Wang Xin-wei, Yuan Wen, Chen De-yu, Chen Xiong-sheng, Zhou Xu-hui, Ye Xiao-jian, Chen Hua-jiang, Han Zhu, Kang Jian
Department of Orthopedics, Changzheng Hospital, Second Military Medical University, Shanghai 200003, China.
Zhonghua Wai Ke Za Zhi. 2007 Mar 15;45(6):379-82.
To evaluate the rate of open reduction and surgical strategy of severe cervical dislocation.
From March 2001 to March 2006, the data of 92 cases of cervical dislocation over 1/2 were retrospectively studied. Garden Well traction with 1 - 3 kg weight were performed before operation. The patients were performed with diskectomy and reduction with anterior approach initially, for those that can not be reduced, corpectomy were performed and reduction procedures were repeated. The posterior reduction and fixation were followed when reduction can not be reached with anterior approach only. The succeed rate of reduction, rate of tracheotomy were recorded and fusion rate, Frankel score and visual analog scale (VAS) were evaluated.

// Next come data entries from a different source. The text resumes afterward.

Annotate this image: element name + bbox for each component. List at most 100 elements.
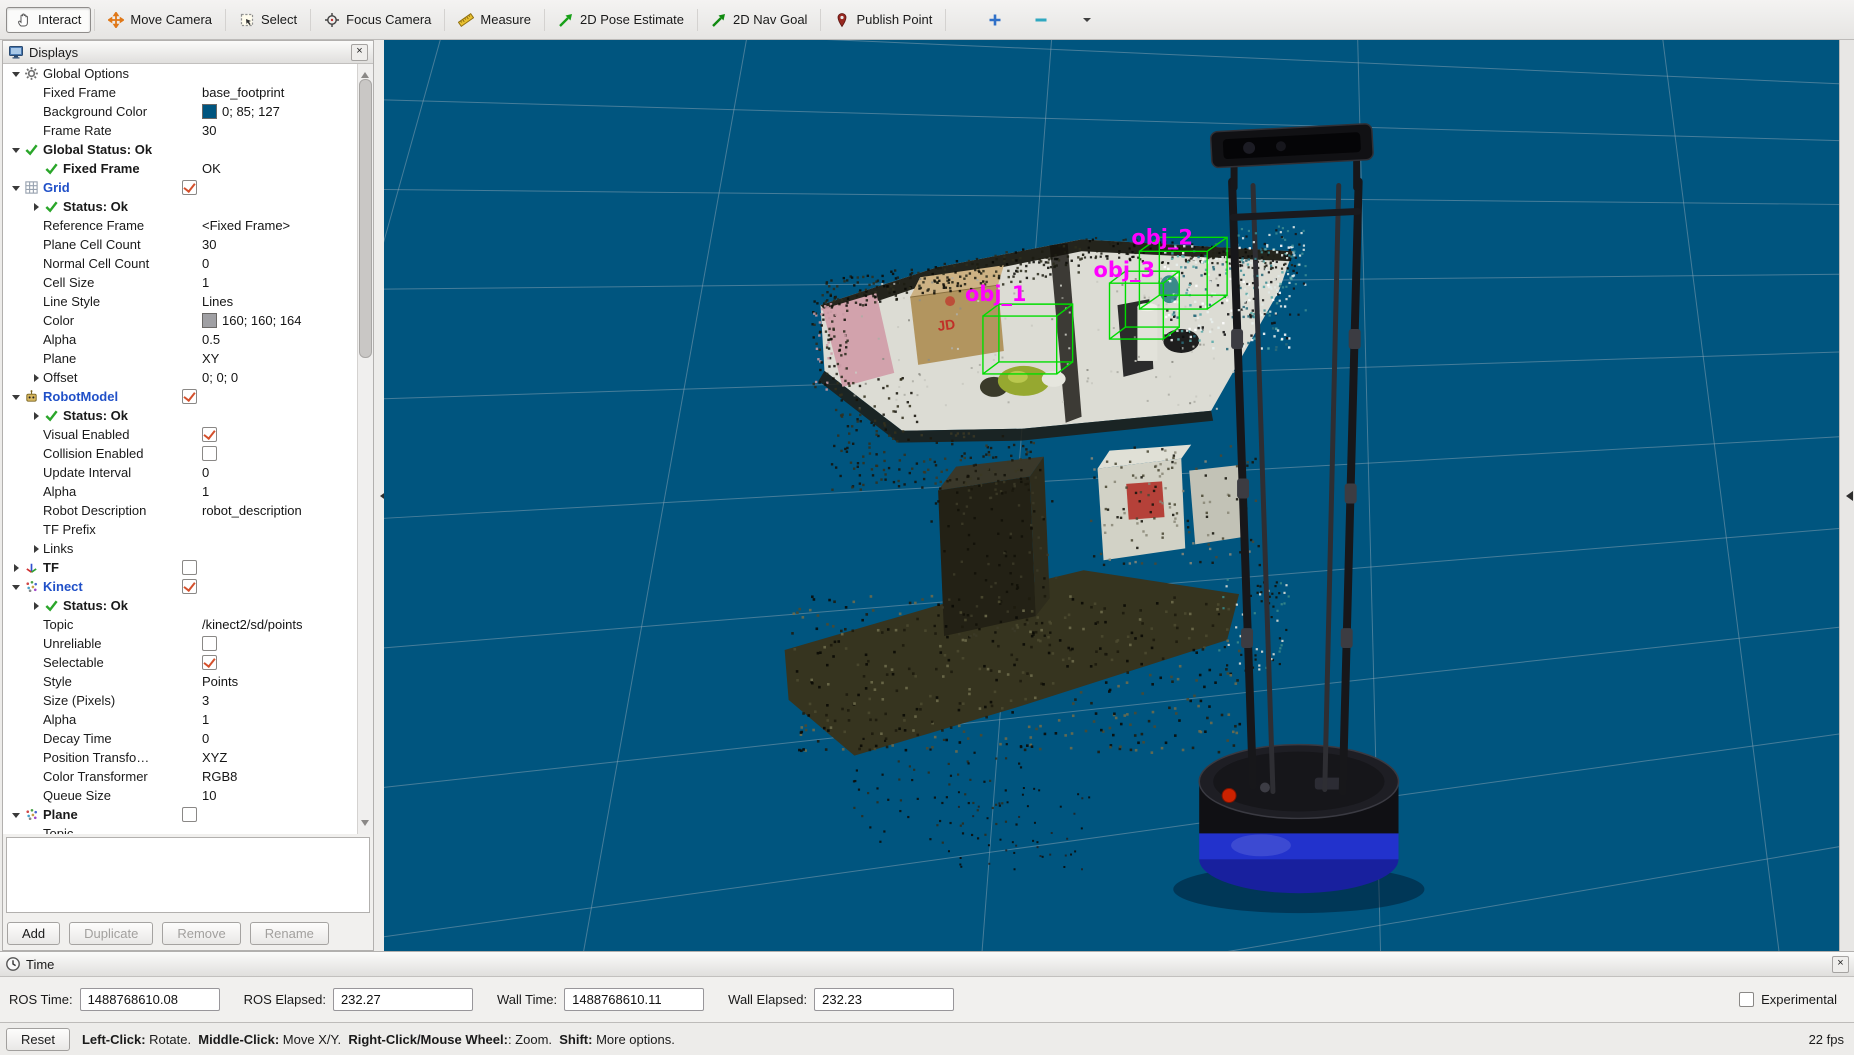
tree-row-visual-enabled[interactable]: Visual Enabled [3,425,358,444]
tree-value[interactable]: 0; 0; 0 [202,370,358,385]
expander-closed-icon[interactable] [9,558,23,577]
add-button[interactable]: Add [7,922,60,945]
tree-row-kinect[interactable]: Kinect [3,577,358,596]
experimental-checkbox[interactable] [1739,992,1754,1007]
tree-row-color[interactable]: Color160; 160; 164 [3,311,358,330]
enable-checkbox[interactable] [182,389,197,404]
tree-row-status-ok[interactable]: Status: Ok [3,406,358,425]
tree-row-plane-cell-count[interactable]: Plane Cell Count30 [3,235,358,254]
tree-row-normal-cell-count[interactable]: Normal Cell Count0 [3,254,358,273]
tree-row-tf-prefix[interactable]: TF Prefix [3,520,358,539]
expander-closed-icon[interactable] [29,197,43,216]
tree-value[interactable]: 0.5 [202,332,358,347]
views-panel-collapsed-strip[interactable] [1839,40,1854,951]
tree-row-line-style[interactable]: Line StyleLines [3,292,358,311]
time-field-input-ros-elapsed[interactable] [333,988,473,1011]
enable-checkbox[interactable] [182,560,197,575]
tree-value[interactable]: 10 [202,788,358,803]
tree-value[interactable]: 30 [202,237,358,252]
expand-panel-icon[interactable] [1841,491,1853,501]
time-field-input-wall-elapsed[interactable] [814,988,954,1011]
time-panel-titlebar[interactable]: Time × [0,952,1854,977]
tree-row-status-ok[interactable]: Status: Ok [3,197,358,216]
tree-value[interactable]: 30 [202,123,358,138]
scrollbar-thumb[interactable] [359,79,372,358]
tree-row-queue-size[interactable]: Queue Size10 [3,786,358,805]
tree-scrollbar[interactable] [357,64,373,834]
tree-value[interactable]: /kinect2/sd/points [202,617,358,632]
tree-value[interactable]: RGB8 [202,769,358,784]
tree-row-fixed-frame[interactable]: Fixed FrameOK [3,159,358,178]
tree-value[interactable]: robot_description [202,503,358,518]
tree-value[interactable]: Lines [202,294,358,309]
tree-row-position-transfo[interactable]: Position Transfo…XYZ [3,748,358,767]
color-value-text[interactable]: 160; 160; 164 [222,313,302,328]
tree-row-alpha[interactable]: Alpha1 [3,710,358,729]
tree-row-robotmodel[interactable]: RobotModel [3,387,358,406]
tool-move-camera[interactable]: Move Camera [98,7,222,33]
expander-open-icon[interactable] [9,577,23,596]
enable-checkbox[interactable] [202,636,217,651]
tree-row-tf[interactable]: TF [3,558,358,577]
enable-checkbox[interactable] [202,655,217,670]
tree-row-links[interactable]: Links [3,539,358,558]
tree-row-size-pixels[interactable]: Size (Pixels)3 [3,691,358,710]
3d-viewport[interactable]: JDobj_1obj_2obj_3 [384,40,1839,951]
tree-row-color-transformer[interactable]: Color TransformerRGB8 [3,767,358,786]
enable-checkbox[interactable] [202,446,217,461]
tree-row-fixed-frame[interactable]: Fixed Framebase_footprint [3,83,358,102]
tool-select[interactable]: Select [229,7,307,33]
color-value-text[interactable]: 0; 85; 127 [222,104,280,119]
tree-row-reference-frame[interactable]: Reference Frame<Fixed Frame> [3,216,358,235]
tree-row-alpha[interactable]: Alpha1 [3,482,358,501]
displays-close-icon[interactable]: × [351,44,368,61]
tree-row-style[interactable]: StylePoints [3,672,358,691]
tree-value[interactable]: XYZ [202,750,358,765]
tool-publish-point[interactable]: Publish Point [824,7,942,33]
panel-splitter[interactable] [374,40,384,951]
tree-row-plane[interactable]: Plane [3,805,358,824]
tree-row-background-color[interactable]: Background Color0; 85; 127 [3,102,358,121]
expander-closed-icon[interactable] [29,596,43,615]
expander-closed-icon[interactable] [29,406,43,425]
tree-value[interactable]: XY [202,351,358,366]
expander-open-icon[interactable] [9,178,23,197]
tree-row-frame-rate[interactable]: Frame Rate30 [3,121,358,140]
tree-row-update-interval[interactable]: Update Interval0 [3,463,358,482]
time-field-input-ros-time[interactable] [80,988,220,1011]
tool-interact[interactable]: Interact [6,7,91,33]
tree-row-topic[interactable]: Topic [3,824,358,834]
tree-value[interactable]: <Fixed Frame> [202,218,358,233]
expander-open-icon[interactable] [9,805,23,824]
enable-checkbox[interactable] [182,579,197,594]
add-tool-button[interactable] [977,7,1013,33]
expander-closed-icon[interactable] [29,368,43,387]
tree-row-cell-size[interactable]: Cell Size1 [3,273,358,292]
tree-row-topic[interactable]: Topic/kinect2/sd/points [3,615,358,634]
tree-row-grid[interactable]: Grid [3,178,358,197]
tree-row-global-status-ok[interactable]: Global Status: Ok [3,140,358,159]
scrollbar-up-icon[interactable] [361,68,369,78]
tree-value[interactable]: OK [202,161,358,176]
enable-checkbox[interactable] [202,427,217,442]
tree-value[interactable]: Points [202,674,358,689]
tree-row-selectable[interactable]: Selectable [3,653,358,672]
scrollbar-down-icon[interactable] [361,820,369,830]
tree-row-offset[interactable]: Offset0; 0; 0 [3,368,358,387]
tree-value[interactable]: 0 [202,465,358,480]
tool-2d-pose-estimate[interactable]: 2D Pose Estimate [548,7,694,33]
tree-value[interactable]: base_footprint [202,85,358,100]
tree-value[interactable]: 0 [202,731,358,746]
tool-focus-camera[interactable]: Focus Camera [314,7,441,33]
tool-options-button[interactable] [1069,7,1105,33]
tree-value[interactable]: 0 [202,256,358,271]
time-field-input-wall-time[interactable] [564,988,704,1011]
remove-button[interactable]: Remove [162,922,240,945]
tool-2d-nav-goal[interactable]: 2D Nav Goal [701,7,817,33]
enable-checkbox[interactable] [182,807,197,822]
tree-row-decay-time[interactable]: Decay Time0 [3,729,358,748]
tree-row-alpha[interactable]: Alpha0.5 [3,330,358,349]
enable-checkbox[interactable] [182,180,197,195]
time-close-icon[interactable]: × [1832,956,1849,973]
reset-button[interactable]: Reset [6,1028,70,1051]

Reduction succeed in 38 cases after diskectomy, 44 after corpectomy and 7 after combined anterior-posterior-anterior procedure. Three cases got incompleteness reduction. Tracheotomy was done in 29 cases. The Frankel score increased 0.5 degree and VAS was 2 averagely at the last follow-up.
The succeed rate of anterior open reduction was 89.2%, and only 10.8% patients needs an additional combined posterior and anterior approach. For patients with completed spinal cord injury with dislocation above C(4), or with dislocation below C(5) but the edema on MRI T2 image are above C(4) level need tracheotomy. The operation be done until respiratory function stable. For patients with completed spinal cord injury with dislocation below C(4) and uncompleted spinal cord injury with dislocation above C(4), the rate of tracheotomy is relatively lower and early operation is recommended.
评估严重颈椎脱位的切开复位率及手术策略。
回顾性研究2001年3月至2006年3月间92例颈椎脱位超过1/2的病例资料。术前采用1 - 3kg重量的Gardner-Wells牵引。患者最初先行前路椎间盘切除术及复位,对于无法复位者,行椎体次全切除术并重复复位操作。若仅前路无法复位,则行后路复位及固定。记录复位成功率、气管切开率,并评估融合率、Frankel评分及视觉模拟评分(VAS)。
椎间盘切除术后38例复位成功,椎体次全切除术后44例成功,前后联合手术术后7例成功。3例复位不完全。29例行气管切开。末次随访时Frankel评分平均提高0.5级,VAS平均为2分。
前路切开复位成功率为89.2%,仅10.8%的患者需要额外的前后联合手术。对于颈4以上脱位的完全性脊髓损伤患者,或颈5以下脱位但MRI T2像上水肿位于颈4以上水平的患者,需要行气管切开。手术应在呼吸功能稳定后进行。对于颈4以下脱位的完全性脊髓损伤患者及颈4以上脱位的不完全性脊髓损伤患者,气管切开率相对较低,建议早期手术。